🤖 AI Summary
Existing speech and text benchmarks inadequately assess the naturalness of streaming speech-to-speech language models in conversational settings. This work proposes SPEARBench, the first multidimensional evaluation framework tailored to such models, capturing core characteristics of human dialogue—including response latency, turn-taking dynamics, emotional naturalness, interpersonal stance, and dialect consistency. Built upon the Seamless Interaction corpus, the benchmark employs controlled dialogue prompts, integrates multi-model inference, ASR robustness testing, and emotion-and-stance analysis, and introduces interpretable distributional baselines for systematic evaluation.

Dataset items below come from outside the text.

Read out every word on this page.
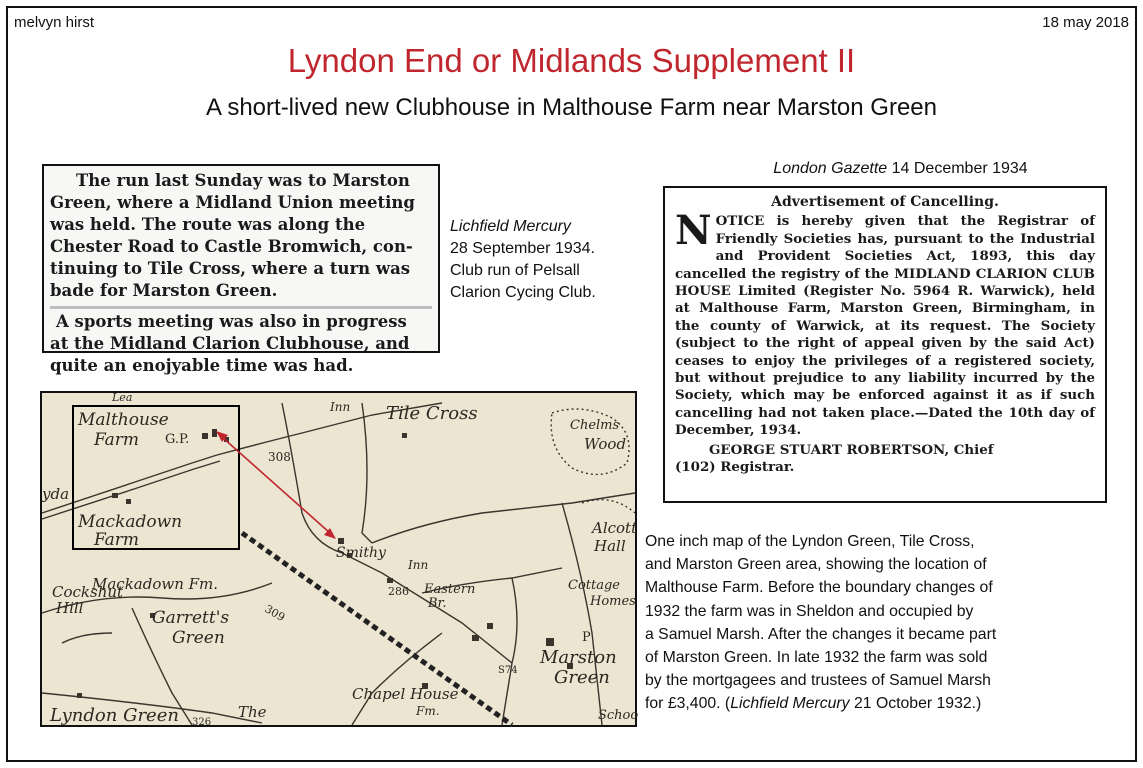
melvyn hirst	18 may 2018
Lyndon End or Midlands Supplement II
A short-lived new Clubhouse in Malthouse Farm near Marston Green
The run last Sunday was to Marston
Green, where a Midland Union meeting
was held. The route was along the
Chester Road to Castle Bromwich, con-
tinuing to Tile Cross, where a turn was
bade for Marston Green.
A sports meeting was also in progress
at the Midland Clarion Clubhouse, and
quite an enojyable time was had.
Lichfield Mercury
28 September 1934.
Club run of Pelsall
Clarion Cycing Club.
London Gazette 14 December 1934
Advertisement of Cancelling.
N OTICE is hereby given that the Registrar of Friendly Societies has, pursuant to the Industrial and Provident Societies Act, 1893, this day cancelled the registry of the MIDLAND CLARION CLUB HOUSE Limited (Register No. 5964 R. Warwick), held at Malthouse Farm, Marston Green, Birmingham, in the county of Warwick, at its request. The Society (subject to the right of appeal given by the said Act) ceases to enjoy the privileges of a registered society, but without prejudice to any liability incurred by the Society, which may be enforced against it as if such cancelling had not taken place.—Dated the 10th day of December, 1934.
GEORGE STUART ROBERTSON, Chief
(102) Registrar.
Malthouse
Farm G.P.
Mackadown
Farm
Mackadown Fm.
Cockshut
Hill	Garrett's
Green
Lyndon Green	The
Tile Cross
Inn
Inn
308
309
286
Smithy
Eastern
Br.
Chelms
Wood
Alcott
Hall
Cottage
Homes
Marston
Green
Chapel House
Fm.	Schoo
326
S74
P
Lea
yda
One inch map of the Lyndon Green, Tile Cross,
and Marston Green area, showing the location of
Malthouse Farm. Before the boundary changes of
1932 the farm was in Sheldon and occupied by
a Samuel Marsh. After the changes it became part
of Marston Green. In late 1932 the farm was sold
by the mortgagees and trustees of Samuel Marsh
for £3,400. (Lichfield Mercury 21 October 1932.)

Experimental results reveal that while current models achieve high signal quality and low ASR error rates, they still exhibit significant deviations from human-like behavior in temporal interaction patterns and sociolinguistic dynamics.
📝 Abstract
Streaming speech-to-speech language models aim to answer spoken queries directly with synthetic speech. However, standard speech and text benchmarks do not capture whether these systems behave naturally in conversations, where timing, turn-taking, prosody, interpersonal stance, language and dialect consistency, and relationship-aware appropriateness jointly shape perceived quality. We introduce SPEARBench, a benchmark for evaluating naturalness in speech-to-speech language models from question-answer interactions. SPEARBench constructs controlled dialogue prompts from the Seamless Interaction corpus, runs inference across multiple models, and evaluates generated answers using a multidimensional protocol that covers response latency, interruptions, speech quality, ASR robustness, language and dialect consistency, emotional naturalness, interpersonal stance, and explainable distributional baselines. The benchmark includes original human answers as a reference condition and reports results for several contemporary models. Results show that current models can achieve high signal-level quality and low ASR error while still differing from human conversational behavior in latency, overlap, dialect preservation, emotional adaptation, and interpersonal stance dynamics.